130 000 t de sucre consommées

Pour la filière betteravière régionale, l’usine Eurolysine est une opportunité. «Nous consommons 130 000 t de sucre – soit l’équivalent d’environ un quart de la production de la Somme, ndlr – que nous achetons en majeure partie localement», assure Eddy Feijen.
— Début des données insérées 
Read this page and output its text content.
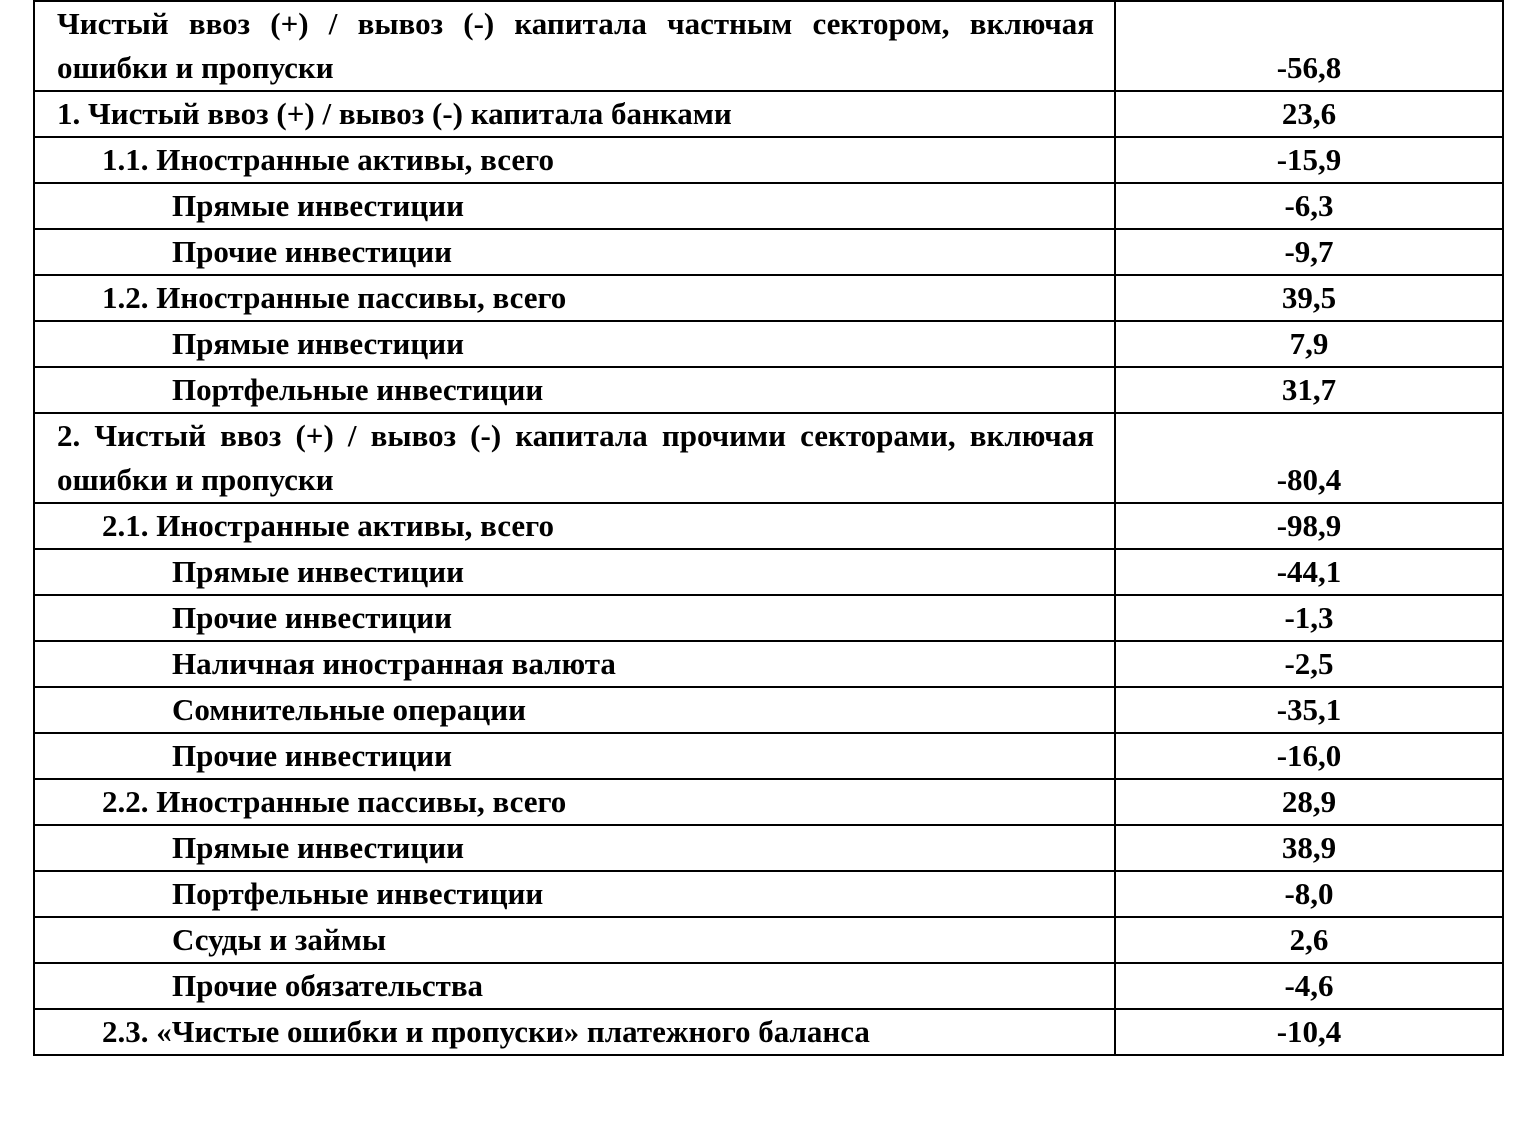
Чистый ввоз (+) / вывоз (-) капитала частным сектором, включая ошибки и пропуски	-56,8
1. Чистый ввоз (+) / вывоз (-) капитала банками	23,6
1.1. Иностранные активы, всего	-15,9
Прямые инвестиции	-6,3
Прочие инвестиции	-9,7
1.2. Иностранные пассивы, всего	39,5
Прямые инвестиции	7,9
Портфельные инвестиции	31,7
2. Чистый ввоз (+) / вывоз (-) капитала прочими секторами, включая ошибки и пропуски	-80,4
2.1. Иностранные активы, всего	-98,9
Прямые инвестиции	-44,1
Прочие инвестиции	-1,3
Наличная иностранная валюта	-2,5
Сомнительные операции	-35,1
Прочие инвестиции	-16,0
2.2. Иностранные пассивы, всего	28,9
Прямые инвестиции	38,9
Портфельные инвестиции	-8,0
Ссуды и займы	2,6
Прочие обязательства	-4,6
2.3. «Чистые ошибки и пропуски» платежного баланса	-10,4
La plupart de ces achats sont contractualisés, «ce qui nous permet d’être plus résilients face à la volatilité du marché». «Pour maîtriser encore les coûts, nous menons aussi un travail de R&D dans l’objectif d’adapter nos procéder à des gammes de sucre moins élevées, donc à des prix plus compétitifs.»

 

Des droits de douanes sur la lysine chinoise qui font débat

À la suite d’une plainte déposée par Eurolysine, la Commission européenne a mis en place des droits de douanes sur la lysine chinoise début janvier. Ces taxes viennent sanctionner les pratiques commerciales déloyales de fournisseurs chinois constatées par la Commission. «La survie de l’usine en dépendait», assure Nicolas Martin, directeur développement durable d’Eurolysine. Mais la conséquence n’est pas bien vue de tous… car ces droits vont renchérir le coût d’approvisionnement des filières monogastriques (porcs et volailles), principales utilisatrices de cet ingrédient. «Il faut relativiser, se défend Nicolas Martin. Le surcoût annuel pour l’Europe sera bien moindre que celle que peut générer la volatilité des cours des matières premières.» Dans un communiqué diffusé en janvier, David Saelens, président de la Coopération agricole - nutrition animale, avançait qu’«en outre, nos coopératives de nutrition vont jouer pleinement leur rôle pour en limiter les impacts en adaptant au mieux leurs approvisionnements et la composition de leurs aliments, sans pouvoir pour autant les annihiler.» Il notait aussi des effets positifs de cette mesure : «des fournisseurs qui avaient disparus du marché européen du fait de la pression chinoise font progressivement leur réapparition, permettant au secteur de diversifier ses approvisionnements et de diminuer ses risques géopolitiques.» La confirmation de ces droits de douane, qui devrait être effective cet été, sera déterminante pour l’usine amiénoise.